Live streaming is best-effort: it never blocks or fails the run, and it never touches the conversation version or the committed message stream (live turns aren’t messages — they carry no sequence_no and don’t advance your expected_version). A run with no server-side tool calls (a direct answer) simply shows an empty live.messages and you get the answer via final_text / final_structured_output at completion.

Automatic titling

When you start the first run on a conversation that has no name, the platform kicks off a small asynchronous job that generates a short title from your first user message and writes it to the conversation’s name. Because it’s asynchronous and independent of your run, the timing is best-effort:
  • current_name is usually null on the first read right after the run is created, then becomes the generated title a beat later — keep reading the run (or the conversation) and it appears.
  • A name you set explicitly at conversation-creation time is never overwritten — auto titling only fills an empty name.
  • Titling never touches the conversation version or the message stream: it’s not a message, doesn’t advance your expected_version, and never shows up in GET .../messages.
live is a growth point. It accumulates state that changes after a run was written, so a single run poll can stand in for several reads (current_name, messages, more over time). Treat it as “render whatever keys are present” rather than assuming a fixed set.
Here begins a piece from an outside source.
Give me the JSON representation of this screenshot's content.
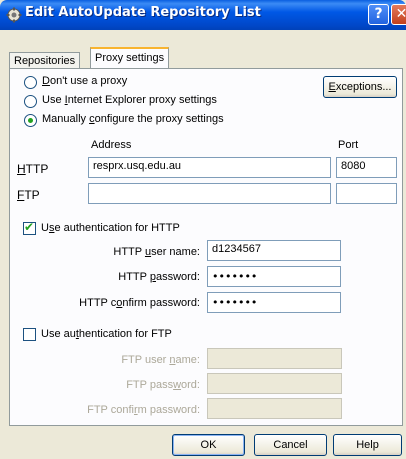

Example 1 — hello world (no tools)

The simplest possible run: one user message, one assistant reply, no tools.

Create the conversation

curl -X POST "$API/agents/conversations" \
  -H "Authorization: Bearer $TOKEN" \
  -H "Content-Type: application/json" \
  -d '{
    "name": "hello world",
    "system_prompt": "You are a helpful assistant. Answer concisely.",
    "defaults": {
      "model": "anthropic.claude-opus-4.6",
      "data_plane_id": "f79cbdae-4848-47ca-95e8-69588364d185",
      "execution_cluster": "shared",
      "max_iterations": 3,
      "max_tokens": 1024,
      "temperature": 0.0
    }
  }'
No output_format_schema here — this is text mode. The final answer comes back as final_text. See Example 4 for the structured-mode flow. Response (abbreviated):
{ "id": "<conv-uuid>", "version": 0, "name": "hello world", ... }

Start the run

curl -X POST "$API/agents/conversations/<conv-uuid>/runs" \
  -H "Authorization: Bearer $TOKEN" \
  -H "Content-Type: application/json" \
  -d '{
    "client_op_id": "'"$(uuidgen | tr A-Z a-z)"'",
    "expected_version": 0,
    "payload": { "kind": "user_message", "text": "What is 2 + 2?" }
  }'
Response:
{ "id": "<run-uuid>", "status": "pending", "started_at": "...", ... }

Poll until terminal

curl "$API/agents/runs/<run-uuid>" -H "Authorization: Bearer $TOKEN"
After a few seconds:
{
  "id": "<run-uuid>",
  "status": "completed",
  "iterations_used": 1,
  "usage": { "completion_tokens": 8, "prompt_tokens": 169, "total_tokens": 177 },
  "final_text": "4",
  "final_structured_output": null,
  "error": null,
  ...
}

Read the message stream

curl "$API/agents/conversations/<conv-uuid>/messages?since=0" \
  -H "Authorization: Bearer $TOKEN"
{
  "current_version": 2,
  "messages": [
    { "sequence_no": 1, "role": "user",      "content_blocks": [{"type": "text", "text": "What is 2 + 2?"}], ... },
    { "sequence_no": 2, "role": "assistant", "content_blocks": [{"type": "text", "text": "4"}],              ... }
  ]
}
That’s the whole loop: one user turn (sequence 1) → one assistant turn (sequence 2) → current_version: 2. Future runs on this conversation start with expected_version: 2.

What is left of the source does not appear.